Murat Özdemir - AS Metal 
"Otomotiv lokomatif sektörlerden biri.Türkiye ekonomisinin ayakta durmasını sağlayan en önemli sektörlerden, ihracatın en önemli kalemlerinden birisidir. Yan sanayi verimliliğini sürdürmeye devam ediyor. Otomotiv sektöründe kalifiyeli elemana ihtiyaç var. Bursa yan sanayi, Türkiye'deki en iyi potansiyele sahip.

Taner Yılmaz - May Fren 
"Krizden dolayı dünyada bir takım sıkıntılar var, biraz daha temkinli davranılıyor. Buna rağmen şirketimiz açısından baktığımızda yaklaşık 72 ülkeye ihracat yaptığımızdan dolayı, buradaki küçük daralmaları süspansiyon edebilme şansına sahibiz. Sektörde yelpazesi geniş olmayan firmaların sıkıntıyı daha fazla yaşadıklarını görebiliyoruz. Küresel ticaret savaşlarının olumsuz etkilerini hissedebiliyoruz. Sektörümüz açısından düşündüğümüzde bu tarz küresel savaşların veya krizlerin özellikle bizim gibi aftermarket çalışan firmalara avantajlar sağladığını bugüne kadar ki tecrübelerimizle test ettik. Küresel savaşlardan ekonomiler olumsuz etkilenecek, fakat insanlar bizim gibi aftermarket çalışan yani orjinelin karşısında alternatif sunan firmalara doğru yönelecektir. Bu süreçlerden after marketin çok zararlı çıkacağını düşünmüyoruz.Tüm olumsuz gidişata rağmen otomotiv sektörü yolunda ilerlemeye devam etti. Ana sanayi, yan sanayi ve aftermarket tarafına da baktığınız zaman artışlar devam ediyor.

Ümit Buluç-Pega Otomotiv
"İstikrarsızlığın ardından yavaş yavaş çözülmeye başladığını düşünüyoruz. Türkiye sektöründe lider konumda her geçen gün pazardan daha çok pay almaya başladı. Yan sanayi sadece Türkiye otomotiv endüstrisine değil, dünya otomotiv endüstrisine de kendini ispatlamış durumda.Türkiye ve dünya satış rakamlarımız dengede gidiyor.

Necati Tanşancık-Bey Fren  
‘Yan sanayi verimliliğini sürdürmeye devam ediyor.

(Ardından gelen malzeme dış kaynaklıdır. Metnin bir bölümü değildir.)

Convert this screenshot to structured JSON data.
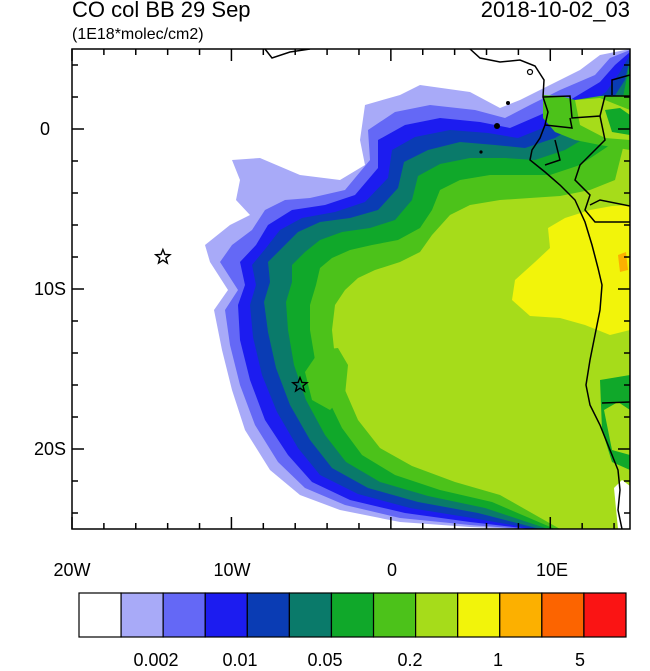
{
  "header": {
    "title": "CO col BB 29 Sep",
    "datetime": "2018-10-02_03",
    "units": "(1E18*molec/cm2)"
  },
  "axes": {
    "y_ticks": [
      "0",
      "10S",
      "20S"
    ],
    "x_ticks": [
      "20W",
      "10W",
      "0",
      "10E"
    ],
    "lon_range": [
      -20,
      15
    ],
    "lat_range": [
      -25,
      5
    ]
  },
  "markers": [
    {
      "name": "star-marker",
      "lon": -14.3,
      "lat": -8.0
    },
    {
      "name": "star-marker",
      "lon": -5.7,
      "lat": -16.0
    }
  ],
  "colorbar": {
    "colors": [
      "#ffffff",
      "#a8aaf8",
      "#6468f6",
      "#1c1cf0",
      "#0a3cb4",
      "#0a7a6a",
      "#10a82a",
      "#4cc21a",
      "#a6dc1a",
      "#f2f40a",
      "#fcb000",
      "#fc6400",
      "#fa1414"
    ],
    "labels": [
      "0.002",
      "0.01",
      "0.05",
      "0.2",
      "1",
      "5"
    ]
  }
}
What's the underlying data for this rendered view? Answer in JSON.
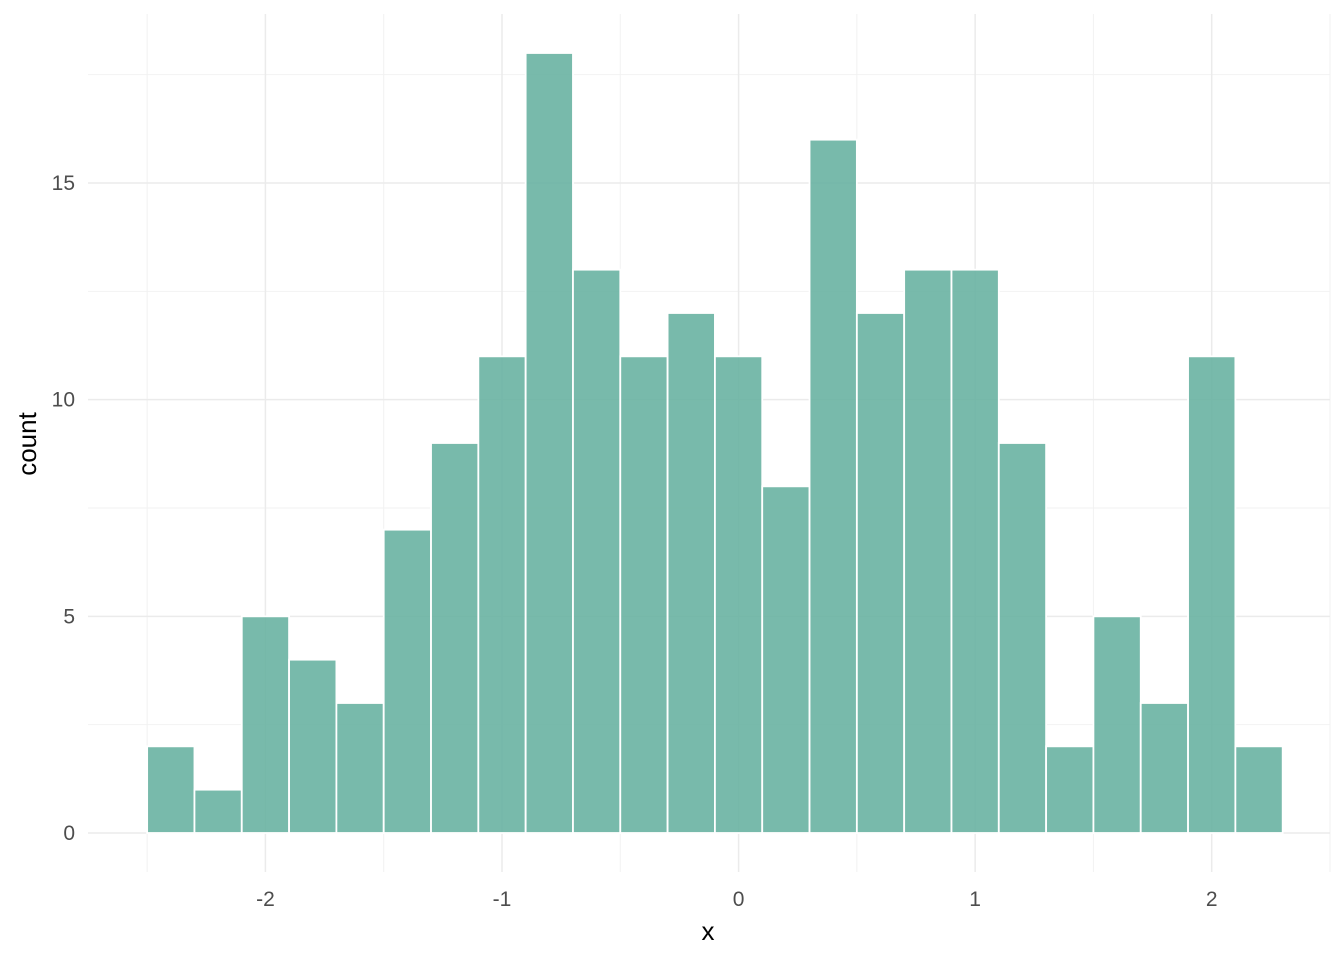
{
  "chart_data": {
    "type": "bar",
    "subtype": "histogram",
    "xlabel": "x",
    "ylabel": "count",
    "xlim": [
      -2.75,
      2.5
    ],
    "ylim": [
      -0.9,
      18.9
    ],
    "x_ticks": [
      -2,
      -1,
      0,
      1,
      2
    ],
    "y_ticks": [
      0,
      5,
      10,
      15
    ],
    "x_minor_ticks": [
      -2.5,
      -1.5,
      -0.5,
      0.5,
      1.5,
      2.5
    ],
    "y_minor_ticks": [
      2.5,
      7.5,
      12.5,
      17.5
    ],
    "bins": [
      {
        "x_start": -2.5,
        "x_end": -2.3,
        "count": 2
      },
      {
        "x_start": -2.3,
        "x_end": -2.1,
        "count": 1
      },
      {
        "x_start": -2.1,
        "x_end": -1.9,
        "count": 5
      },
      {
        "x_start": -1.9,
        "x_end": -1.7,
        "count": 4
      },
      {
        "x_start": -1.7,
        "x_end": -1.5,
        "count": 3
      },
      {
        "x_start": -1.5,
        "x_end": -1.3,
        "count": 7
      },
      {
        "x_start": -1.3,
        "x_end": -1.1,
        "count": 9
      },
      {
        "x_start": -1.1,
        "x_end": -0.9,
        "count": 11
      },
      {
        "x_start": -0.9,
        "x_end": -0.7,
        "count": 18
      },
      {
        "x_start": -0.7,
        "x_end": -0.5,
        "count": 13
      },
      {
        "x_start": -0.5,
        "x_end": -0.3,
        "count": 11
      },
      {
        "x_start": -0.3,
        "x_end": -0.1,
        "count": 12
      },
      {
        "x_start": -0.1,
        "x_end": 0.1,
        "count": 11
      },
      {
        "x_start": 0.1,
        "x_end": 0.3,
        "count": 8
      },
      {
        "x_start": 0.3,
        "x_end": 0.5,
        "count": 16
      },
      {
        "x_start": 0.5,
        "x_end": 0.7,
        "count": 12
      },
      {
        "x_start": 0.7,
        "x_end": 0.9,
        "count": 13
      },
      {
        "x_start": 0.9,
        "x_end": 1.1,
        "count": 13
      },
      {
        "x_start": 1.1,
        "x_end": 1.3,
        "count": 9
      },
      {
        "x_start": 1.3,
        "x_end": 1.5,
        "count": 2
      },
      {
        "x_start": 1.5,
        "x_end": 1.7,
        "count": 5
      },
      {
        "x_start": 1.7,
        "x_end": 1.9,
        "count": 3
      },
      {
        "x_start": 1.9,
        "x_end": 2.1,
        "count": 11
      },
      {
        "x_start": 2.1,
        "x_end": 2.3,
        "count": 2
      }
    ],
    "grid": true,
    "legend": "none",
    "colors": {
      "bar_fill": "#69b3a2",
      "bar_stroke": "#ffffff",
      "grid_major": "#ebebeb",
      "grid_minor": "#f2f2f2",
      "tick_text": "#4d4d4d",
      "title_text": "#000000"
    }
  }
}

Otomotiv sektöründe kalifiyeli elemana ihtiyaç var. Bursa yan sanayi, Türkiye'deki en iyi potansiyele sahip.Hammadde temininde oldukça zorlanıyoruz, çünkü bizim ürettiğimiz parçalar hassas.Nitelikli eleman sıkıntıları var. Sektör dijitale doğru ilerlediği için sürekli kendimizi yenilememiz şart ve yeni yatırımlar ortaya çıkıyor. Küresel ticaret savaşlarının sektöre olumsuz etkileri oluyor.